Editada pelo próprio palácio, a revista (trimestral) Château de Versailles dedica a capa do nº 19 à morte de Luís XIV e ao traçar de um panorama do que era a França em 1715. Além de um artigo detalhado sobre a morte do rei esta edição recorda momentos e hábitos de conduta do seu tempo registados em almanaques da época, explica (numa entrevista com a diretora do museu) o que resta no palácio dos tempos de Luís XIV, observa detalhadamente o retrato em cera que Antoine Benoist fez em 1705 e que é tido como a mais fiel das representações do rei e faz depois um panorama histórico desse ano de transição dos reinados de Luís XIV para Luís XV (na verdade iniciado sob regência de Philippe de Orleáns). Além do percurso dedicado a Luís XIV e o seu tempo, por esta edição há ainda um olhar detalhado sobre as porcelanas da Sala de Jogos de Luís XVI e um outro pelas Galerias Históricas com as quais o último rei de França, Luís Filipe, iniciou o processo de musealização do palácio quando ali criou, em 1833, as bases para um Museu da História de França.

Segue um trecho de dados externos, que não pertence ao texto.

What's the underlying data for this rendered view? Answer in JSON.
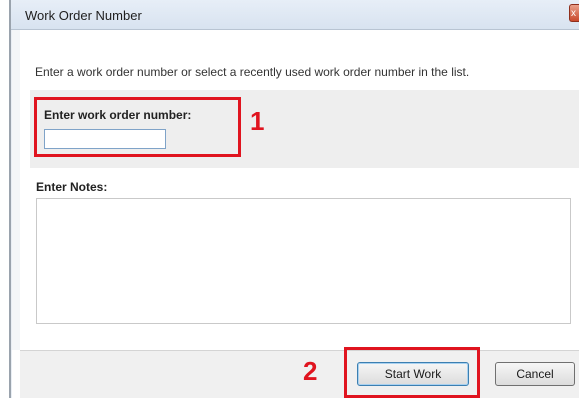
{
  "window": {
    "title": "Work Order Number",
    "close_glyph": "x",
    "close_icon": "close-icon"
  },
  "main": {
    "instruction": "Enter a work order number or select a recently used work order number in the list.",
    "work_order_label": "Enter work order number:",
    "work_order_value": "",
    "notes_label": "Enter Notes:",
    "notes_value": ""
  },
  "footer": {
    "start_label": "Start Work",
    "cancel_label": "Cancel"
  },
  "annotations": {
    "callout_1": "1",
    "callout_2": "2",
    "highlight_color": "#e0141f"
  }
}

A morte de Luís XIV tinha motivado já um dossier na edição de junho da revista Point de Vue – Histoire que então não só fazia o mesmo relembrar da cronologia do fim de vida do monarca, como juntava depois artigos sobre a Madame de Maintenon, o testamento do rei, o regente Philippe de Orleáns e um outro sobre a diplomacia francesa de então, concluindo o conjunto de páginas com um trabalho sobre uma antiquária parisiense especializada na arte deste período.

Mais recente é uma edição especial da Valeurs Actuelles, que mostra como título de capa “Les Secrets de Versailles”. Trata-se de um número mais convencional sobre a história do palácio, dos seus habitantes e das suas memórias e não, necessariamente, um trabalho focado em 1715 e nos tempos do fim do reinado de Luís XIV. Cronologicamente arrumados, os artigos que fazem esta edição especial recordam a construção do palácio, dos jardins e das fontes, evocando figuras como Le Nôtre (o arquiteto paisagista) ou Nicolas Fouquet (o “ministro” das Finanças), além do rei e seus sucessores. Há ainda olhares focados nos dois Trianons, nas salas de ópera e capelas, pelo quotidiano do palácio, por objetos que o tempo perdeu, a construção do primeiro museu ainda no século XIX e até mesmo as expressões de vida do edifício já sob o regime republicano, lembrando aí algumas das cerimónias oficiais que Versalhes acolheu. Esta revista junta ainda no final uma expressiva lista de novos lançamentos em livro que dão conta de quão fértil continua a ser este terreno.